Sustainable Kubernetes with Project Kepler

Power Play

Scraping Power Metrics

The next step is to instrument the node and the cluster to scrape power metrics from the node's mains power supply. Devices for measuring the current drawn from a wall socket have been around for a long time and are commonly found in the form of multimeters with clamp probes that place a coil around the power cable and measure the current induced in the coil.

Smart uninterruptible power supply (UPS) and power distribution unit (PDU) devices, typically found in data centers, can also report on the power consumed by each connected device, although they might not expose the power data in a sufficiently raw format to make them usable for this experiment. Luckily, the trend for home automation means that WiFi-enabled smart switches containing accurate power consumption sensors are available for less than $10 each and are easily reprogrammable to run open source home automation software such as ESPHome.

To compare Kepler's metrics against real power consumption, I have powered my Kubernetes hosts with Sonoff S31 smart switches flashed with ESPHome firmware, with power measurements exported to the Kubernetes cluster's Prometheus database by json-exporter. Being able to chart each node's real mains power consumption within the cluster's own Prometheus stack is certainly insightful, and might even be a useful application in some on-premises production environments. My wiki page [4] gives details on how I implemented this setup. Figure 2 shows my bare metal host powered by the Sonoff switch, with the switch's ESPHome web UI visible on the left-hand side of the photo.

Figure 2: Bare metal Kubernetes host powered by Sonoff switch with power readings scraped into Prometheus.

Benchmarking the Workload

To compare power consumption reporting reliably, you'll need a standardized and reproducible compute workload, which places a big enough load on its host CPU to make it obvious whenever it is run. For this, I created a text file of 50,000 random numbers between 1 and 100 and a suitably inefficient bubble sort program packaged into a container designed to sort the text file and then politely exit when done. It will note the times when the workload pod starts and completes and compare the host's average power consumption during the time the workload is running compared with its average power consumption in the idle state.

Figure 3 shows the power metrics from the smart switch covering the period in which the test workload ran. The start of the sudden increase, just after 18:31hr, is when the workload job was created on the Kubernetes cluster. Fitting the "average" lines by eye, the host's power consumption goes up from an average of 19W when idle to 37W when the workload is running. Therefore, the workload was responsible for approximately 18W of power consumption over the course of seven minutes. That's 2.1Wh or 7,560 joules of energy.
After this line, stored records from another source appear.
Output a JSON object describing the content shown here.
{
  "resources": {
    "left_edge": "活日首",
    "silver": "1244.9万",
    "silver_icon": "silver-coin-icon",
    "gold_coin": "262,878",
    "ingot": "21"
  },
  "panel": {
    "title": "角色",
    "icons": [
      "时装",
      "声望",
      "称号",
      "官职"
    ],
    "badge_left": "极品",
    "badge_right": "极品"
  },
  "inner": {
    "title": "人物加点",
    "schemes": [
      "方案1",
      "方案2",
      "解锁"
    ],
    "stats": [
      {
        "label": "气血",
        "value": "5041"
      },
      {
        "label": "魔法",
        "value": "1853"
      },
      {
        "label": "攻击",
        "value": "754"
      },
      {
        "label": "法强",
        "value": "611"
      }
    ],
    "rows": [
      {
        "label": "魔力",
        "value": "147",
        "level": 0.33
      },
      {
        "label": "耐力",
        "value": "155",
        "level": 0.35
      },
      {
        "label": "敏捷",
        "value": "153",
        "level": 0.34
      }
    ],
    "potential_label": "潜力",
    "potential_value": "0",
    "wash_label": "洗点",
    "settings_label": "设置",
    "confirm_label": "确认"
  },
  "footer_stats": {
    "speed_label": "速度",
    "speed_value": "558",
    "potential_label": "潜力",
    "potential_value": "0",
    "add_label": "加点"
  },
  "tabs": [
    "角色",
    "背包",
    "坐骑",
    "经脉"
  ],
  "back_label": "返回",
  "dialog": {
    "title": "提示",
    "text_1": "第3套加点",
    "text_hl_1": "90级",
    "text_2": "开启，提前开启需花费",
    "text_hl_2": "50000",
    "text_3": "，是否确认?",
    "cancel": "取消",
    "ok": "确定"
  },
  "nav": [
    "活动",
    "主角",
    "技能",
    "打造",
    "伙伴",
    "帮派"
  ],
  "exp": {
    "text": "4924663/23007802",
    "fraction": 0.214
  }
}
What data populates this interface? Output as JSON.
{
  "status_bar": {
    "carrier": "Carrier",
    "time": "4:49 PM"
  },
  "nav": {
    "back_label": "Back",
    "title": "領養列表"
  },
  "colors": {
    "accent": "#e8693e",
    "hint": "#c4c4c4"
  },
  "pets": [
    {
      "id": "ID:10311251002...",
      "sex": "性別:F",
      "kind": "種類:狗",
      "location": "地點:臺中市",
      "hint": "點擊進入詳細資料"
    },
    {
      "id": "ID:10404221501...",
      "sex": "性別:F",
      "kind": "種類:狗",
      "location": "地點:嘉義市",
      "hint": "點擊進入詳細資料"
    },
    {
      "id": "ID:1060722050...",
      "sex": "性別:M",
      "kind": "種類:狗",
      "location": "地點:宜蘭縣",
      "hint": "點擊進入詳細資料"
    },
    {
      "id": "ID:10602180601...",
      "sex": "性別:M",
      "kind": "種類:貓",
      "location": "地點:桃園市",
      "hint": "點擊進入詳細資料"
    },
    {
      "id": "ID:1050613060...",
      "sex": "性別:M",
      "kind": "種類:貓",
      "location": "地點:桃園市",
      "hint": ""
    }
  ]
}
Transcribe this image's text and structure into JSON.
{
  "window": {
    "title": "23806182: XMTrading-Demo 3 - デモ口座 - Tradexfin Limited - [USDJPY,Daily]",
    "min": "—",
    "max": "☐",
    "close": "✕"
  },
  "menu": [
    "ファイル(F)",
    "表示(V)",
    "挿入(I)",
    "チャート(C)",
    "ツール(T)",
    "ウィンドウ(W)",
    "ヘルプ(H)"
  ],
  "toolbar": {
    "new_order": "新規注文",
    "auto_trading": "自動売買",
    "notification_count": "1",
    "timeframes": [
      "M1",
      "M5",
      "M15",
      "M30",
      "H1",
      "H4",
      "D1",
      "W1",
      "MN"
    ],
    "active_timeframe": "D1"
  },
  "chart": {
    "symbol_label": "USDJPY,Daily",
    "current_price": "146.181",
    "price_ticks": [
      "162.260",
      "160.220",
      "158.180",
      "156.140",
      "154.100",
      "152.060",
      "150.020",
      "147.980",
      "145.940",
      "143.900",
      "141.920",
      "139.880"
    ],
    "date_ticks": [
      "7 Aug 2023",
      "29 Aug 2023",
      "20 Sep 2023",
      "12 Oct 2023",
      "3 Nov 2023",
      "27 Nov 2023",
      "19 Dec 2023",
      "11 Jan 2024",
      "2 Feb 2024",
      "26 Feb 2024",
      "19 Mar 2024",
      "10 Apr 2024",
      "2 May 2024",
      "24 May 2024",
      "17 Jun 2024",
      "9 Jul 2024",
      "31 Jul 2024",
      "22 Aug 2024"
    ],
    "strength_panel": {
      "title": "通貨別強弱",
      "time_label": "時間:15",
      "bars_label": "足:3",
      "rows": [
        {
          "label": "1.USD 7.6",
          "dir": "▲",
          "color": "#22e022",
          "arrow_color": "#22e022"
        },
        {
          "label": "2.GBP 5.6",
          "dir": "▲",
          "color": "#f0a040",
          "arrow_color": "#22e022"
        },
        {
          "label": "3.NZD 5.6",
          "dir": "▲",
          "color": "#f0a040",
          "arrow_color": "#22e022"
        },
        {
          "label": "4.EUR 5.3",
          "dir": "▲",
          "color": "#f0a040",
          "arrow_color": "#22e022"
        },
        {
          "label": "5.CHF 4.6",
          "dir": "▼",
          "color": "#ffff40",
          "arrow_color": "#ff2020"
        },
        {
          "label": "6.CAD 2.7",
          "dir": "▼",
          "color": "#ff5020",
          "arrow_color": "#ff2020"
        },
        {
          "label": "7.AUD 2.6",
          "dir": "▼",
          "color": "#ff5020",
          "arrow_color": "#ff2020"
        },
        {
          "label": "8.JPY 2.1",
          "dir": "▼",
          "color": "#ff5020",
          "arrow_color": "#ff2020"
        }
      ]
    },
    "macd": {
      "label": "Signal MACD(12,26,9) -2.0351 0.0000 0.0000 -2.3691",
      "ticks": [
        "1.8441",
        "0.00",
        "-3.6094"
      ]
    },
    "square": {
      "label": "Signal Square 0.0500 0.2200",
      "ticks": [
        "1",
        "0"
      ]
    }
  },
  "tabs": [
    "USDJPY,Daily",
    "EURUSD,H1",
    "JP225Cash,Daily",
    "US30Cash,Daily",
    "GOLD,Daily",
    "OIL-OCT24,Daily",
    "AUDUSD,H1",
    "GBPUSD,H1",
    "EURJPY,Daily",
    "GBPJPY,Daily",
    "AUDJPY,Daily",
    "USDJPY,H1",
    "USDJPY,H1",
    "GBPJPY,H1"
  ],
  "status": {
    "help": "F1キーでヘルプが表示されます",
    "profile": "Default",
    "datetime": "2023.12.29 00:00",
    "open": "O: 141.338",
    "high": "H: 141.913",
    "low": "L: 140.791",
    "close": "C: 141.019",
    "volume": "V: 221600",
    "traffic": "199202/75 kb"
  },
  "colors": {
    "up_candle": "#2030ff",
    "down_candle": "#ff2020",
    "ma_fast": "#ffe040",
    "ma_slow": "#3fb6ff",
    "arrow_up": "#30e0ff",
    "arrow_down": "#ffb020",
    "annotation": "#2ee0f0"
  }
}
According to the latest data published by the US Environmental Protection Agency, the average carbon footprint of a domestic kilowatt-hour is 0.389kg of CO2, so this workload's carbon footprint was 0.82g of CO2. Tiny, but not zero!

Figure 3: The bare metal host's extra power consumption caused by the test workload is easily seen by the metrics from the ESPHome smart switch.

The host is a 10-year-old Core i7 model with eight cores, Haswell architecture, and a fan that goes instantly into screaming overdrive as soon as I start the bubble sort workload. Repeating the same test on a smaller and more modern host – a Core i7 Chromebox with Skylake architecture – gives the results shown in Figure 4, which is an approximately 12.5W power increase over a six-minute period, or 0.49g of CO2. This setup at least shows that you get more computing power per kilowatt-hour with a more modern host.

Figure 4: The power monitoring setup shows that the same workload on a more modern Intel architecture completes faster with a smaller power draw and, hence, a lower carbon footprint.

Kepler Core Concepts

The smart switches showed the carbon footprint of a single workload running in a tightly controlled environment. To find the carbon footprint of an arbitrary pod in a multiuser production cluster, you need a more sophisticated approach, because you won't be able to correlate mains power measurements with workload timings as in the last experiment.

Project Kepler (Kubernetes Efficient Power Level Exporter) is a CNCF Sandbox project started by Red Hat that aims to solve this problem. The Kepler eBPF program probes kernel tracepoints and performance counters to obtain counts of CPU instructions and DRAM operations within a given measurement period, allocated by process ID. It combines this information with cgroup and Kubelet information to see which processes are owned by which pod (Figure 5).

Figure 5: Kepler uses eBPF to extract performance counter data and combines it with information from hardware power interfaces and Kubelet/cgroups to predict each pod's power consumption with an ML model.

Kepler then takes hardware-level power consumption information from RAPL and ACPI (and NVIDIA management library (NVML) for hosts equipped with NVIDIA GPUs) and feeds it all into a trained ML model that estimates the "power ratio" of each pod. Knowing the instantaneous total power consumption of each hardware component, Kepler predicts each pod's share of that total power consumption, reporting its results in the form of Prometheus-compatible metrics.